© Midjourney x What's up Doc
Spécialisé dans la publication et la comparaison d’avis sur les établissements de santé, Hospitalidée, qui revendique plus d’un million de visiteurs par mois, franchit une nouvelle étape en autorisant les avis de patients directement sur les médecins.
« Comme pour les hôpitaux et cliniques, il ne s’agit en aucun cas d’évaluer les compétences médicales, les diagnostics, les traitements ou les prescriptions », mais « exclusivement la relation humaine et la qualité de la prise en charge à travers la clarté des explications, la disponibilité, la bienveillance ou le suivi du patient », précise la plateforme dans un communiqué.
Une alternative à l'anarchie des avis Google
Tous les avis, anonymes, sont vérifiés et modérés selon une « charte stricte », rappelle Hospitalidée, qui indique que les médecins disposent d’un espace dédié leur permettant de « consulter les retours, d’y répondre et d’analyser les attentes de leurs patients ».
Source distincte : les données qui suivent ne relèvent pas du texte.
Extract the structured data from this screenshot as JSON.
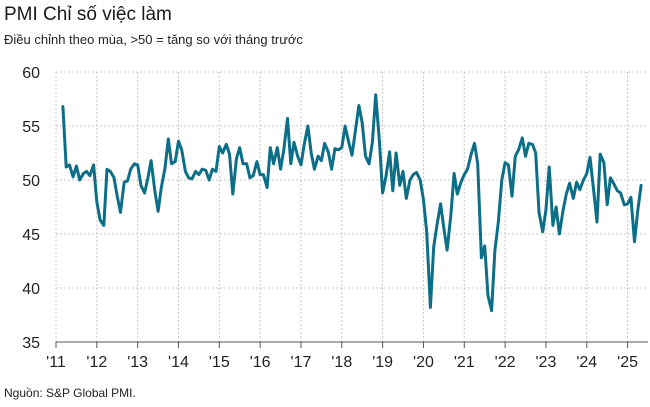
{
  "title": "PMI Chỉ số việc làm",
  "subtitle": "Điều chỉnh theo mùa, >50 = tăng so với tháng trước",
  "source": "Nguồn: S&P Global PMI.",
  "colors": {
    "line": "#0d6e87",
    "grid": "#c8c8c8",
    "axis": "#555555"
  },
  "chart_data": {
    "type": "line",
    "title": "PMI Chỉ số việc làm",
    "subtitle": "Điều chỉnh theo mùa, >50 = tăng so với tháng trước",
    "ylim": [
      35,
      60
    ],
    "yticks": [
      35,
      40,
      45,
      50,
      55,
      60
    ],
    "xlim": [
      2011.0,
      2025.5
    ],
    "xticks": [
      {
        "x": 2011,
        "label": "'11"
      },
      {
        "x": 2012,
        "label": "'12"
      },
      {
        "x": 2013,
        "label": "'13"
      },
      {
        "x": 2014,
        "label": "'14"
      },
      {
        "x": 2015,
        "label": "'15"
      },
      {
        "x": 2016,
        "label": "'16"
      },
      {
        "x": 2017,
        "label": "'17"
      },
      {
        "x": 2018,
        "label": "'18"
      },
      {
        "x": 2019,
        "label": "'19"
      },
      {
        "x": 2020,
        "label": "'20"
      },
      {
        "x": 2021,
        "label": "'21"
      },
      {
        "x": 2022,
        "label": "'22"
      },
      {
        "x": 2023,
        "label": "'23"
      },
      {
        "x": 2024,
        "label": "'24"
      },
      {
        "x": 2025,
        "label": "'25"
      }
    ],
    "grid": true,
    "series": [
      {
        "points": [
          [
            2011.17,
            56.8
          ],
          [
            2011.25,
            51.2
          ],
          [
            2011.33,
            51.4
          ],
          [
            2011.42,
            50.3
          ],
          [
            2011.5,
            51.3
          ],
          [
            2011.58,
            50.0
          ],
          [
            2011.67,
            50.6
          ],
          [
            2011.75,
            50.8
          ],
          [
            2011.83,
            50.4
          ],
          [
            2011.92,
            51.4
          ],
          [
            2012.0,
            48.0
          ],
          [
            2012.08,
            46.3
          ],
          [
            2012.17,
            45.8
          ],
          [
            2012.25,
            51.0
          ],
          [
            2012.33,
            50.8
          ],
          [
            2012.42,
            50.2
          ],
          [
            2012.5,
            48.5
          ],
          [
            2012.58,
            47.0
          ],
          [
            2012.67,
            49.8
          ],
          [
            2012.75,
            49.9
          ],
          [
            2012.83,
            51.0
          ],
          [
            2012.92,
            51.5
          ],
          [
            2013.0,
            51.4
          ],
          [
            2013.08,
            49.5
          ],
          [
            2013.17,
            48.8
          ],
          [
            2013.25,
            50.2
          ],
          [
            2013.33,
            51.8
          ],
          [
            2013.42,
            49.0
          ],
          [
            2013.5,
            47.1
          ],
          [
            2013.58,
            49.3
          ],
          [
            2013.67,
            51.1
          ],
          [
            2013.75,
            53.8
          ],
          [
            2013.83,
            51.5
          ],
          [
            2013.92,
            51.7
          ],
          [
            2014.0,
            53.6
          ],
          [
            2014.08,
            52.8
          ],
          [
            2014.17,
            50.8
          ],
          [
            2014.25,
            50.2
          ],
          [
            2014.33,
            50.1
          ],
          [
            2014.42,
            50.8
          ],
          [
            2014.5,
            50.5
          ],
          [
            2014.58,
            51.0
          ],
          [
            2014.67,
            50.9
          ],
          [
            2014.75,
            50.0
          ],
          [
            2014.83,
            51.0
          ],
          [
            2014.92,
            50.8
          ],
          [
            2015.0,
            53.1
          ],
          [
            2015.08,
            52.5
          ],
          [
            2015.17,
            53.3
          ],
          [
            2015.25,
            52.4
          ],
          [
            2015.33,
            48.7
          ],
          [
            2015.42,
            52.0
          ],
          [
            2015.5,
            53.0
          ],
          [
            2015.58,
            51.5
          ],
          [
            2015.67,
            51.5
          ],
          [
            2015.75,
            50.2
          ],
          [
            2015.83,
            50.4
          ],
          [
            2015.92,
            51.7
          ],
          [
            2016.0,
            50.5
          ],
          [
            2016.08,
            50.5
          ],
          [
            2016.17,
            49.3
          ],
          [
            2016.25,
            53.0
          ],
          [
            2016.33,
            51.5
          ],
          [
            2016.42,
            53.0
          ],
          [
            2016.5,
            51.0
          ],
          [
            2016.58,
            52.8
          ],
          [
            2016.67,
            55.7
          ],
          [
            2016.75,
            51.5
          ],
          [
            2016.83,
            53.5
          ],
          [
            2016.92,
            52.2
          ],
          [
            2017.0,
            51.4
          ],
          [
            2017.08,
            53.3
          ],
          [
            2017.17,
            55.0
          ],
          [
            2017.25,
            52.5
          ],
          [
            2017.33,
            51.0
          ],
          [
            2017.42,
            52.2
          ],
          [
            2017.5,
            51.8
          ],
          [
            2017.58,
            53.4
          ],
          [
            2017.67,
            52.6
          ],
          [
            2017.75,
            51.0
          ],
          [
            2017.83,
            52.9
          ],
          [
            2017.92,
            52.8
          ],
          [
            2018.0,
            53.0
          ],
          [
            2018.08,
            55.0
          ],
          [
            2018.17,
            53.5
          ],
          [
            2018.25,
            52.3
          ],
          [
            2018.33,
            54.5
          ],
          [
            2018.42,
            56.9
          ],
          [
            2018.5,
            55.3
          ],
          [
            2018.58,
            52.2
          ],
          [
            2018.67,
            51.5
          ],
          [
            2018.75,
            53.5
          ],
          [
            2018.83,
            57.9
          ],
          [
            2018.92,
            53.6
          ],
          [
            2019.0,
            48.8
          ],
          [
            2019.08,
            50.3
          ],
          [
            2019.17,
            52.6
          ],
          [
            2019.25,
            49.0
          ],
          [
            2019.33,
            52.5
          ],
          [
            2019.42,
            49.5
          ],
          [
            2019.5,
            50.8
          ],
          [
            2019.58,
            48.3
          ],
          [
            2019.67,
            50.0
          ],
          [
            2019.75,
            50.5
          ],
          [
            2019.83,
            50.7
          ],
          [
            2019.92,
            50.0
          ],
          [
            2020.0,
            48.2
          ],
          [
            2020.08,
            45.2
          ],
          [
            2020.17,
            38.2
          ],
          [
            2020.25,
            43.8
          ],
          [
            2020.33,
            45.8
          ],
          [
            2020.42,
            47.8
          ],
          [
            2020.5,
            45.5
          ],
          [
            2020.58,
            43.5
          ],
          [
            2020.67,
            46.7
          ],
          [
            2020.75,
            50.6
          ],
          [
            2020.83,
            48.7
          ],
          [
            2020.92,
            49.8
          ],
          [
            2021.0,
            50.5
          ],
          [
            2021.08,
            51.0
          ],
          [
            2021.17,
            52.4
          ],
          [
            2021.25,
            53.4
          ],
          [
            2021.33,
            51.5
          ],
          [
            2021.42,
            42.8
          ],
          [
            2021.5,
            43.9
          ],
          [
            2021.58,
            39.3
          ],
          [
            2021.67,
            37.9
          ],
          [
            2021.75,
            43.5
          ],
          [
            2021.83,
            46.0
          ],
          [
            2021.92,
            50.0
          ],
          [
            2022.0,
            51.6
          ],
          [
            2022.08,
            51.4
          ],
          [
            2022.17,
            48.5
          ],
          [
            2022.25,
            52.2
          ],
          [
            2022.33,
            52.8
          ],
          [
            2022.42,
            53.9
          ],
          [
            2022.5,
            52.2
          ],
          [
            2022.58,
            53.4
          ],
          [
            2022.67,
            53.3
          ],
          [
            2022.75,
            52.5
          ],
          [
            2022.83,
            47.0
          ],
          [
            2022.92,
            45.2
          ],
          [
            2023.0,
            47.2
          ],
          [
            2023.08,
            51.2
          ],
          [
            2023.17,
            45.8
          ],
          [
            2023.25,
            47.5
          ],
          [
            2023.33,
            45.0
          ],
          [
            2023.42,
            47.2
          ],
          [
            2023.5,
            48.7
          ],
          [
            2023.58,
            49.7
          ],
          [
            2023.67,
            48.3
          ],
          [
            2023.75,
            49.8
          ],
          [
            2023.83,
            49.1
          ],
          [
            2023.92,
            50.0
          ],
          [
            2024.0,
            50.6
          ],
          [
            2024.08,
            52.1
          ],
          [
            2024.17,
            49.0
          ],
          [
            2024.25,
            46.1
          ],
          [
            2024.33,
            52.4
          ],
          [
            2024.42,
            51.6
          ],
          [
            2024.5,
            47.7
          ],
          [
            2024.58,
            50.2
          ],
          [
            2024.67,
            49.6
          ],
          [
            2024.75,
            49.0
          ],
          [
            2024.83,
            48.8
          ],
          [
            2024.92,
            47.7
          ],
          [
            2025.0,
            47.8
          ],
          [
            2025.08,
            48.4
          ],
          [
            2025.17,
            44.3
          ],
          [
            2025.25,
            47.2
          ],
          [
            2025.33,
            49.5
          ]
        ]
      }
    ]
  }
}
La plateforme présente cette nouvelle fonctionnalité comme une alternative à « l’anarchie » des avis émis sur les plateformes généralistes comme Google. « Ce sont des avis confus, parfois injustes, qui mélangent tout et ne protègent ni les patients ni les soignants », estime Loïc Raynal, fondateur d’Hospitalidée, cité dans le communiqué.
« Nous avons donc choisi d’ouvrir les avis sur les médecins, mais dans un cadre éthique, vérifié et déontologique, sans jamais juger l’acte médical, les traitements ou les compétences. Ce que nous évaluons, c’est la relation humaine, l’écoute, la clarté, le respect », développe-t-il.
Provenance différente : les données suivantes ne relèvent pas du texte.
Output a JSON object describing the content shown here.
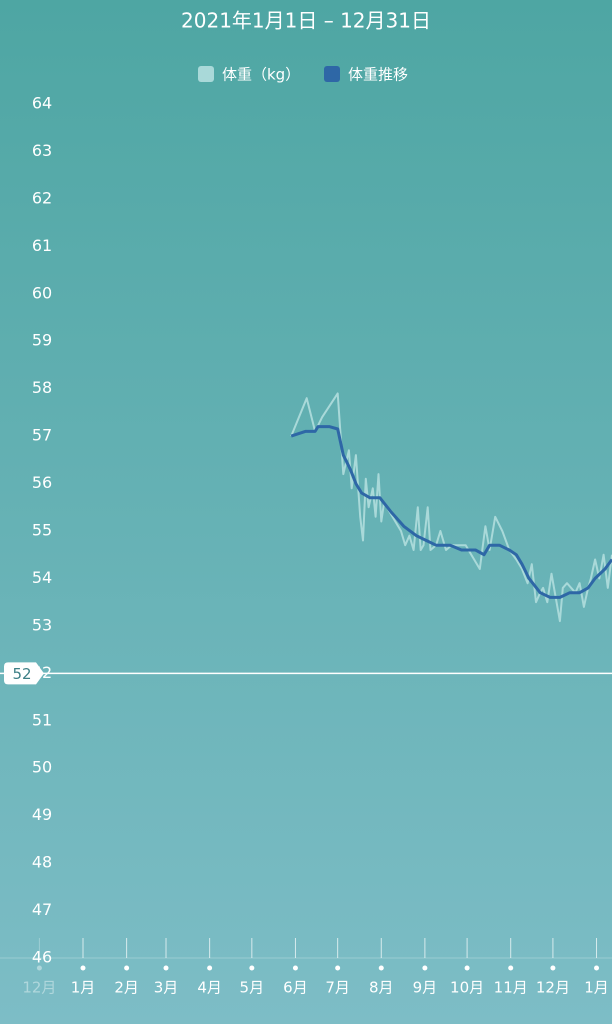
{
  "chart_data": {
    "type": "line",
    "title": "2021年1月1日 – 12月31日",
    "xlim": [
      -59,
      376
    ],
    "xticks": [
      {
        "value": -31,
        "label": "12月"
      },
      {
        "value": 0,
        "label": "1月"
      },
      {
        "value": 31,
        "label": "2月"
      },
      {
        "value": 59,
        "label": "3月"
      },
      {
        "value": 90,
        "label": "4月"
      },
      {
        "value": 120,
        "label": "5月"
      },
      {
        "value": 151,
        "label": "6月"
      },
      {
        "value": 181,
        "label": "7月"
      },
      {
        "value": 212,
        "label": "8月"
      },
      {
        "value": 243,
        "label": "9月"
      },
      {
        "value": 273,
        "label": "10月"
      },
      {
        "value": 304,
        "label": "11月"
      },
      {
        "value": 334,
        "label": "12月"
      },
      {
        "value": 365,
        "label": "1月"
      }
    ],
    "ylim": [
      46,
      64
    ],
    "yticks": [
      46,
      47,
      48,
      49,
      50,
      51,
      52,
      53,
      54,
      55,
      56,
      57,
      58,
      59,
      60,
      61,
      62,
      63,
      64
    ],
    "target_line": 52,
    "series": [
      {
        "name": "体重（kg）",
        "color": "#a9d9d9",
        "x": [
          148,
          159,
          165,
          170,
          181,
          185,
          189,
          191,
          194,
          197,
          199,
          201,
          203,
          206,
          208,
          210,
          212,
          214,
          218,
          222,
          226,
          229,
          232,
          235,
          238,
          240,
          242,
          245,
          247,
          251,
          254,
          258,
          262,
          268,
          272,
          276,
          282,
          286,
          289,
          293,
          298,
          303,
          308,
          312,
          316,
          319,
          322,
          325,
          327,
          330,
          333,
          336,
          339,
          341,
          344,
          347,
          350,
          353,
          356,
          359,
          361,
          364,
          367,
          370,
          373,
          376
        ],
        "values": [
          57.0,
          57.8,
          57.1,
          57.4,
          57.9,
          56.2,
          56.7,
          55.9,
          56.6,
          55.3,
          54.8,
          56.1,
          55.5,
          55.9,
          55.3,
          56.2,
          55.2,
          55.6,
          55.4,
          55.2,
          55.0,
          54.7,
          54.9,
          54.6,
          55.5,
          54.6,
          54.7,
          55.5,
          54.6,
          54.7,
          55.0,
          54.6,
          54.7,
          54.7,
          54.7,
          54.5,
          54.2,
          55.1,
          54.6,
          55.3,
          55.0,
          54.6,
          54.4,
          54.2,
          53.9,
          54.3,
          53.5,
          53.7,
          53.8,
          53.5,
          54.1,
          53.6,
          53.1,
          53.8,
          53.9,
          53.8,
          53.7,
          53.9,
          53.4,
          53.8,
          54.0,
          54.4,
          54.0,
          54.5,
          53.8,
          54.5
        ]
      },
      {
        "name": "体重推移",
        "color": "#2e67a6",
        "x": [
          148,
          158,
          165,
          167,
          175,
          181,
          185,
          190,
          194,
          198,
          204,
          211,
          219,
          228,
          237,
          244,
          251,
          261,
          269,
          279,
          285,
          289,
          296,
          303,
          308,
          312,
          317,
          325,
          332,
          339,
          346,
          353,
          359,
          364,
          371,
          376
        ],
        "values": [
          57.0,
          57.1,
          57.1,
          57.2,
          57.2,
          57.15,
          56.6,
          56.3,
          56.0,
          55.8,
          55.7,
          55.7,
          55.4,
          55.1,
          54.9,
          54.8,
          54.7,
          54.7,
          54.6,
          54.6,
          54.5,
          54.7,
          54.7,
          54.6,
          54.5,
          54.3,
          54.0,
          53.7,
          53.6,
          53.6,
          53.7,
          53.7,
          53.8,
          54.0,
          54.2,
          54.4
        ]
      }
    ]
  }
}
La médecine n'est pas un commerce
L’initiative est loin de faire l’unanimité dans la profession, à commencer par l’institution ordinale elle-même. « La médecine n’est pas un commerce, et la mettre au même niveau que la restauration, l’hôtellerie ou tout autre service, c’est aller à l’encontre de la vision qu’on a d’un acte médical », a estimé le Dr Jean Canarelli, délégué général au numérique et aux données de santé à l’Ordre de médecins.
De plus, circonscrire l’évaluation aux critères mis en avant par Hospitalidée (écoute, clarté, respect…) n’a pas de sens puisque ceux-ci « font déjà partie intégrante de l’acte ».
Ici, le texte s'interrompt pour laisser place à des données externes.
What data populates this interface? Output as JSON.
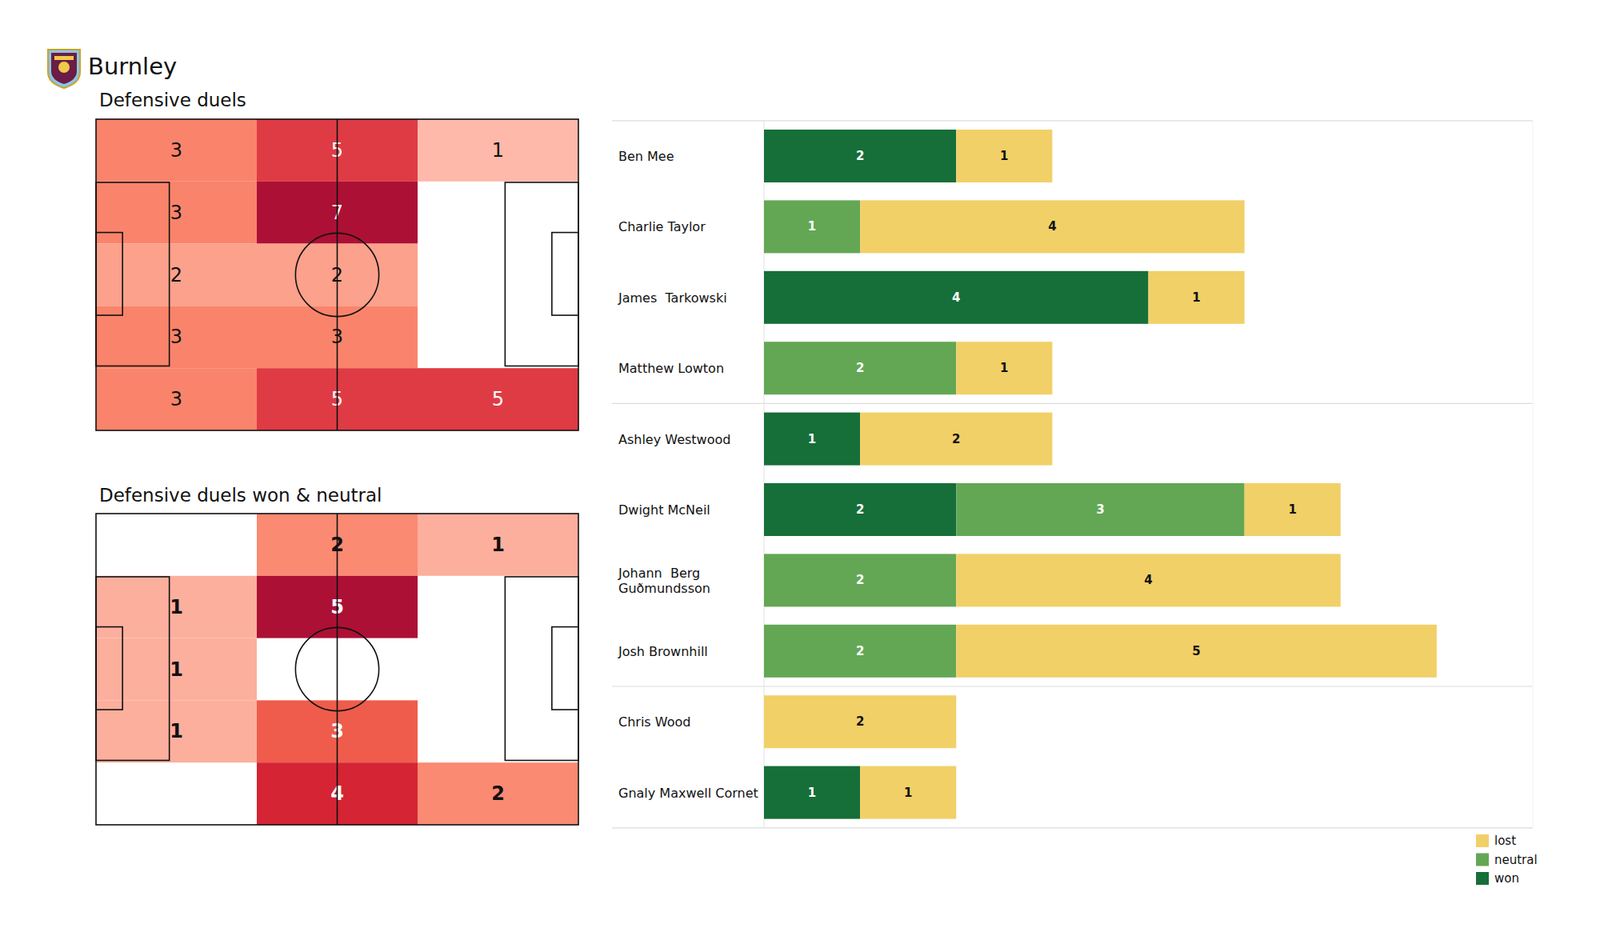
{
  "title": "Burnley",
  "chart_data": [
    {
      "type": "heatmap",
      "title": "Defensive duels",
      "data_labels": true,
      "cells": [
        [
          3,
          5,
          1
        ],
        [
          3,
          7,
          null
        ],
        [
          2,
          2,
          null
        ],
        [
          3,
          3,
          null
        ],
        [
          3,
          5,
          5
        ]
      ]
    },
    {
      "type": "heatmap",
      "title": "Defensive duels won & neutral",
      "data_labels": true,
      "cells": [
        [
          null,
          2,
          1
        ],
        [
          1,
          5,
          null
        ],
        [
          1,
          null,
          null
        ],
        [
          1,
          3,
          null
        ],
        [
          null,
          4,
          2
        ]
      ]
    },
    {
      "type": "bar",
      "orientation": "horizontal",
      "stacked": true,
      "data_labels": true,
      "tick_labels": "y",
      "legend": "lower right",
      "xlim": [
        0,
        8
      ],
      "xticks": [],
      "categories": [
        "Ben Mee",
        "Charlie Taylor",
        "James  Tarkowski",
        "Matthew Lowton",
        "Ashley Westwood",
        "Dwight McNeil",
        "Johann  Berg\nGuðmundsson",
        "Josh Brownhill",
        "Chris Wood",
        "Gnaly Maxwell Cornet"
      ],
      "series": [
        {
          "name": "won",
          "color": "#166e38",
          "values": [
            2,
            0,
            4,
            0,
            1,
            2,
            0,
            0,
            0,
            1
          ]
        },
        {
          "name": "neutral",
          "color": "#63a754",
          "values": [
            0,
            1,
            0,
            2,
            0,
            3,
            2,
            2,
            0,
            0
          ]
        },
        {
          "name": "lost",
          "color": "#f1d067",
          "values": [
            1,
            4,
            1,
            1,
            2,
            1,
            4,
            5,
            2,
            1
          ]
        }
      ]
    }
  ]
}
« Une consultation, ce n’est pas seulement prescrire, c’est aussi écouter le patient, savoir prendre en compte ce qu’il dit et lui expliquer clairement en fonction. Cela fait partie du métier », continue Jean Canarelli, qui émet également des réserves sur la modération des avis.
Même son de cloche du côté des représentants syndicaux. « Quand un patient est mécontent, il faut qu’il le dise directement au médecin ou après au secrétariat, surtout s’il n’a pas compris une information », estime la Dr Sophie Bauer, présidente du syndicat des médecins libéraux (SML), qui regrette aussi le caractère « non interactif » et unilatéral des avis.
« Lire un commentaire d’un patient qui va dire ce qu’il n’a pas dit lors de la consultation risque d’être très dur pour le médecin », ajoute la chirurgienne.
Sophie Bauer plaide plutôt pour une formation en communication, « que l’on n’apprend pas dans les facultés », de manière à « anticiper la réaction du patient » et à « s’adapter à sa personnalité ».
Les assos de patients plutôt positives sur la question
Côté patients, en revanche, la réponse est plus positive. « Sur le principe, on trouve cela très bien, puisque cela vient questionner la totale passivité du patient objet face au paternalisme du professionnel de santé, que ce soit en libéral ou en milieu hospitalier », a réagi Gérard Raymond, président de France Assos Santé, qui fédère les associations d’usagers du système de santé.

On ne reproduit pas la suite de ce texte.